Writing on the Job

I’ve been writing this last while – but not for fun.

The writing in question is what people in government call a Memorandum to Cabinet. Basically, it’s a proposal to undertake a major program, usually with an attached budget, and ultimately requires approval by (you guessed it) the federal Cabinet in order to go ahead. The process for approving such a document normally takes about five months, but our particular file is on a fast-track and so we’re maybe looking at five weeks.

I was involved in such a process a few years back and found it quite challenging. This time, it’s not so bad. When I thought about it, I could see several areas where my growth as a fiction writer is influencing my ability to write the work documents.

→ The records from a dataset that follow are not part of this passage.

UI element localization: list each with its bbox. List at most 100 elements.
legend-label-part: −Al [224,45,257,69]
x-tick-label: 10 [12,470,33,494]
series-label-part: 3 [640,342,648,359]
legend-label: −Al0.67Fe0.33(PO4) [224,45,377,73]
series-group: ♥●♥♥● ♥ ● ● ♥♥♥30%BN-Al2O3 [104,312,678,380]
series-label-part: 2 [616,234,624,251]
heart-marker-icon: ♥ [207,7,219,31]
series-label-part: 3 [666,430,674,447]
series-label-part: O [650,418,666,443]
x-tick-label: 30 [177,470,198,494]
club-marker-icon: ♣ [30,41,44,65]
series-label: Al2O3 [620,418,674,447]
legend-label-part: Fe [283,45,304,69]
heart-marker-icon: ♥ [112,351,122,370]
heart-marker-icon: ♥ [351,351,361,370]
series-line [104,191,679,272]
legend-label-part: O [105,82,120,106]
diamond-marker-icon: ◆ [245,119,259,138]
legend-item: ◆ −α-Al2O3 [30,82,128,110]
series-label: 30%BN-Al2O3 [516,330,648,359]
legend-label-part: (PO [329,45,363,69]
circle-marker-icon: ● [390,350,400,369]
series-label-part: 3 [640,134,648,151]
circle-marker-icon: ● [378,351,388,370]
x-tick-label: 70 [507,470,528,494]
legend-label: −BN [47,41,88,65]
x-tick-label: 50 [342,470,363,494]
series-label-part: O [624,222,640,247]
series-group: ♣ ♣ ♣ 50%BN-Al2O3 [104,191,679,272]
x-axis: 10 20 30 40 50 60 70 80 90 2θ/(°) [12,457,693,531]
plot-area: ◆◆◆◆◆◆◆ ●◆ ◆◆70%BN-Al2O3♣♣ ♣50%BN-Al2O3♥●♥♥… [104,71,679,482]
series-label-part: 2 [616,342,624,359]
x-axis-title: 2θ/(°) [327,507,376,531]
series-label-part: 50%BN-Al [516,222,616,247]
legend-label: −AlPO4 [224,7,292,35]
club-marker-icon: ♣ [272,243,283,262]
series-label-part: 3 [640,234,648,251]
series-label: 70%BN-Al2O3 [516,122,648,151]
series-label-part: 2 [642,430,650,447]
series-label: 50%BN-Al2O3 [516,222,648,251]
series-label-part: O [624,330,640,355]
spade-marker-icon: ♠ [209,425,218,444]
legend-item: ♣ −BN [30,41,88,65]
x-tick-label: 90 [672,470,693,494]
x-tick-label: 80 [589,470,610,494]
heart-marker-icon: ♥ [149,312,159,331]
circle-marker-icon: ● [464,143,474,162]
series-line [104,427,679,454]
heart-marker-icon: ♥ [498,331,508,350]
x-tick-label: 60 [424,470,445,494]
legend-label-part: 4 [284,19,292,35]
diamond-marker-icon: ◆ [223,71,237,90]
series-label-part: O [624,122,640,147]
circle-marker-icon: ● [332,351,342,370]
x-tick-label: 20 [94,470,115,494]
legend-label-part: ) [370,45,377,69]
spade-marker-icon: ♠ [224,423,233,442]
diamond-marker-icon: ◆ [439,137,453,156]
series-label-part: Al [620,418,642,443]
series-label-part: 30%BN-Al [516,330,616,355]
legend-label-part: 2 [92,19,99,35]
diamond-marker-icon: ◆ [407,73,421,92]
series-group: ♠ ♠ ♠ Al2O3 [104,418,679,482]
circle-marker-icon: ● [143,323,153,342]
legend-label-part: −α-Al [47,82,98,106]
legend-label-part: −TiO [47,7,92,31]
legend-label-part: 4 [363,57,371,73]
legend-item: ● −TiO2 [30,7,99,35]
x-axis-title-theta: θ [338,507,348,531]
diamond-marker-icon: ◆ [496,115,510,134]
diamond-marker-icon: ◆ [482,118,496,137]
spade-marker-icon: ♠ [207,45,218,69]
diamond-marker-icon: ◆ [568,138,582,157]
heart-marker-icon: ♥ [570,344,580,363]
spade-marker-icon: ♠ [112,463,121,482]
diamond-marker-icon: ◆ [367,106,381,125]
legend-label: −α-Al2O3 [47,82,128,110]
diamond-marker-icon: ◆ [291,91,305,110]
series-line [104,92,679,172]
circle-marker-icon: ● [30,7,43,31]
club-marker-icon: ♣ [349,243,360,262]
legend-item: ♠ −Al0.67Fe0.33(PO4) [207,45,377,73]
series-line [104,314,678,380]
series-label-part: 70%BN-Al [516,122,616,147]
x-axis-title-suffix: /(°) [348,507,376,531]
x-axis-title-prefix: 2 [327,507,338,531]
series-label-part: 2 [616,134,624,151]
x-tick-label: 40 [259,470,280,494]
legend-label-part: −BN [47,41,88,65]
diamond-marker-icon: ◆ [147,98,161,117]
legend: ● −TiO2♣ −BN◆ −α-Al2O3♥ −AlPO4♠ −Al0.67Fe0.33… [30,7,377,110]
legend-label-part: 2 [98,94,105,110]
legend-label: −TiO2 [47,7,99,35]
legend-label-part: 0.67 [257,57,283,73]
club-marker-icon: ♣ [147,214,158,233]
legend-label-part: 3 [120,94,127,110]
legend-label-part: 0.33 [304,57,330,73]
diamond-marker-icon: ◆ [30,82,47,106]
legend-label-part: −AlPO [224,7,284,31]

The first thing I noticed came before I even started writing. Rather than launch into it right away, I sat back, asked myself what exactly I needed to put into this document, and then outlined the proposal, the background, the considerations, and the various other bits that would be required. I ordered everything so that the flow made sense and led to the conclusions and recommendations I wanted to make.

Then I started writing. Being government stuff, I’ll admit that certain parts of the document were more of a slog than others. Rather than let myself get hung up on specific paragraphs that wouldn’t come, I knew – thanks to my outline – the generalities of what that paragraph would contain and skipped ahead, maintaining momentum by writing other parts of the doc. It was simple enough to come back to the unwritten bits later, after I’d let the subject matter roll over in my head a few days, and deal with them then.

I found myself editing on the go. This included the obvious correction of spelling errors but also whittling down over-long phrases or replacing complicated lingo with simpler terms. This had a couple of advantages: First, it helped ensure I was staying within my page limit (because there was one, and people often struggle with it). Second, it meant that as soon as somebody higher up the food chain wanted to have a gander, I could immediately give them something that wasn’t a super-rough draft.

I’ve also discovered that I’m doing better at accepting edits, including edits I don’t agree with or think are particularly useful. That’s an ongoing thing when there’s several layers of management between me the writer and the folks in Cabinet – everybody has their view of what should be included, excluded, and different. Often times, changes requested by one layer of management will be contravened by a higher layer. But it’s all good. I’m accustomed to receiving critiques back on my stories and I don’t take it personally. I make the edits and I move on.

So there you: Writing fiction is helpful in writing non-fiction.

I have managed to spend a bit of recreational time on editing some stories. There was an extensive edit of One Last Dance to bring it from 6,000 words to under 5,000 for a market – I was surprised to be able to do that without losing much substance. I’ve also started editing a larger story called Into Exile, which is an Arab Spring-inspired adventure piece. It’s over 8,000 words and while I think it has some promise, there are sections of the story that really need some work.

Couple other things have come up, but I’ll post on them soon enough.  Happy Victoria Day!